Personal information
- Full name: Catherine Nagadya
- Date of birth: 3 March 2005 (age 21)
- Height: 1.51 m (4 ft 11 in)
- Position: Winger

Team information
- Current team: Al Ahly FC Women

Senior career*
- Years: Team / Apps / (Gls)
- 2018-2019: Makerere University WFC
- 2019-2023: Uganda Martyrs LFC / 58 / (20)
- 2023-2026: Kampala Queens FC / 47 / (22)

International career
- Uganda U17
- Uganda U20
- Uganda / 28 / (1)

= Catherine Nagadya =

Ugandan footballer

Catherine Nagadya (born 3 March 2005) is a Ugandan professional footballer who plays as a winger for Al Ahly FC Women in the Egyptian Women's Premier League and the Uganda women's national team.

== Early life and education ==
Catherine started playing football at the age of 8 while in Primary 3. She went to Entebbe Marine Base Primary School for her primary education and Katuuso Community SS – Buziga and Uganda Martyrs High School – Lubaga for secondary school.

== Club career ==
In 2019, Nagadya helped Makerere University Women FC beat Lady Doves 2–0 in Lugogo to lift the FUFA Women Cup at the age of 14 before joining Uganda Matryrs' Lubaga.

In the 2022/23, Nagadya captained Uganda Martyrs Lubaga WFC to their first ever FUFA Women cup when she scored the only goal in the final against She Maroons FC. She was subsequently name the Most Valuable PLayer(MVP) of the tournament.

In 2023, Catherine joined Kampala Queens FC where they won the FUFA Women Super League title and the FUFA Women Cup in 2026.
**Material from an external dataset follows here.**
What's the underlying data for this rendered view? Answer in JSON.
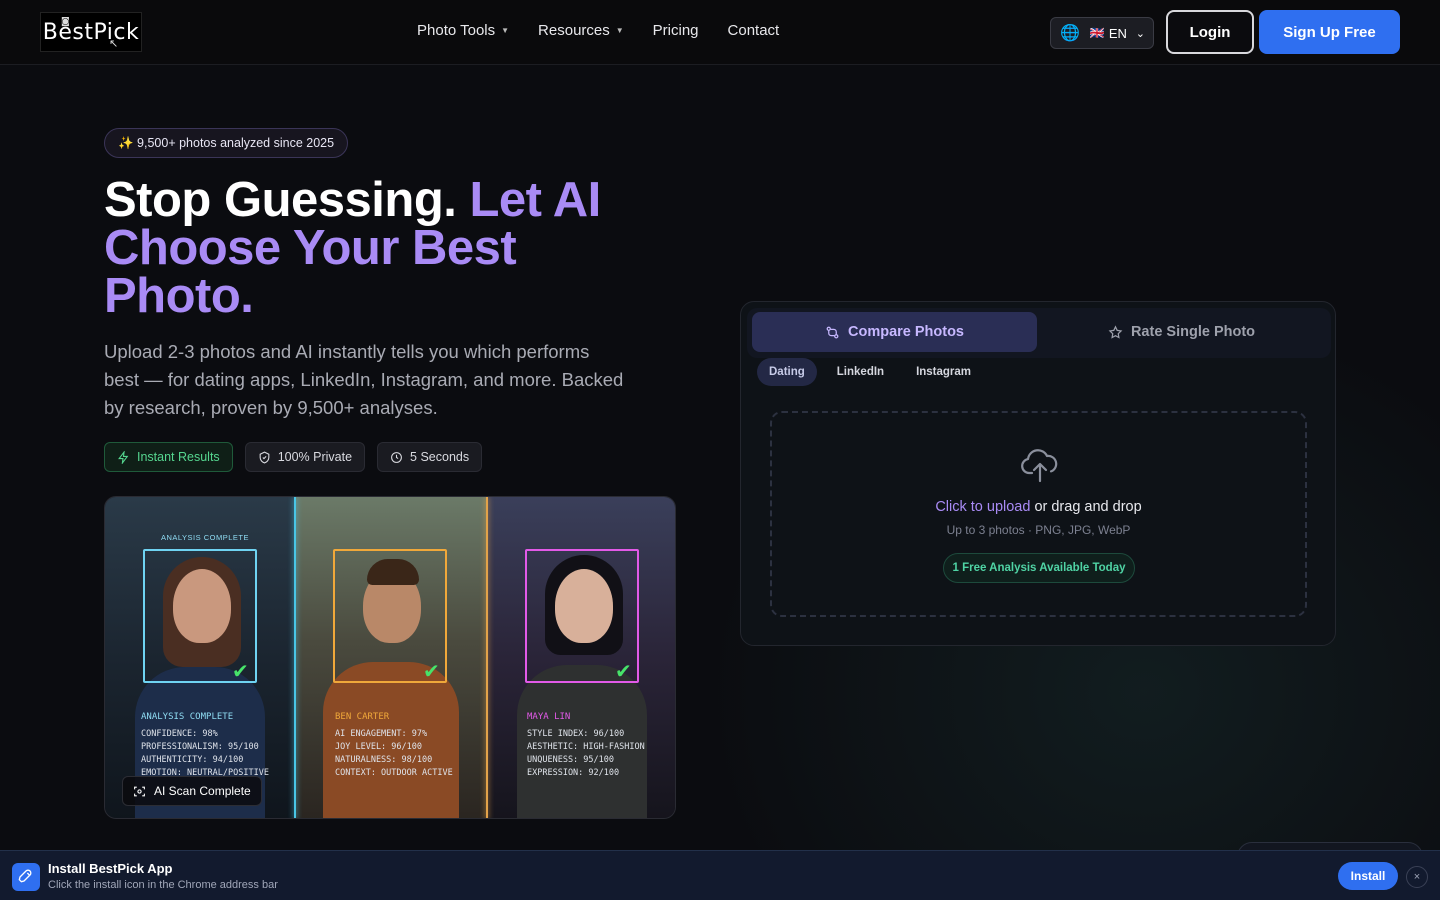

== International career ==
Nagadya progressed through Uganda's national football team system, representing the country at the under-17 and under-20 levels before earning selection to the senior women's national team, the Crested Cranes.

In 2019, she was part of the team that won the U-17 COSAFA and U-17 CECAFA Championships.

On 7 July 2023, Nagadya scored her first goal for the senior national team on her debut as Uganda defeated Tanzania 3–1 in an international friendly match played at Lugogo.

== Honours ==
Nagadya has won several youth and women's football titles throughout her career, including the Watoto Wasoka Christmas Camp championships in 2016, 2017 and 2018, the Sseninde Women Development Cup, the Airtel Rising Stars U-17 titles in 2015, 2016, 2017 and 2018, the 2019 and 2026 FUFA Women Cup, the FEASSA Cup, the 2019 U-17 COSAFA Championship and the 2019 U-17 CECAFA Championship.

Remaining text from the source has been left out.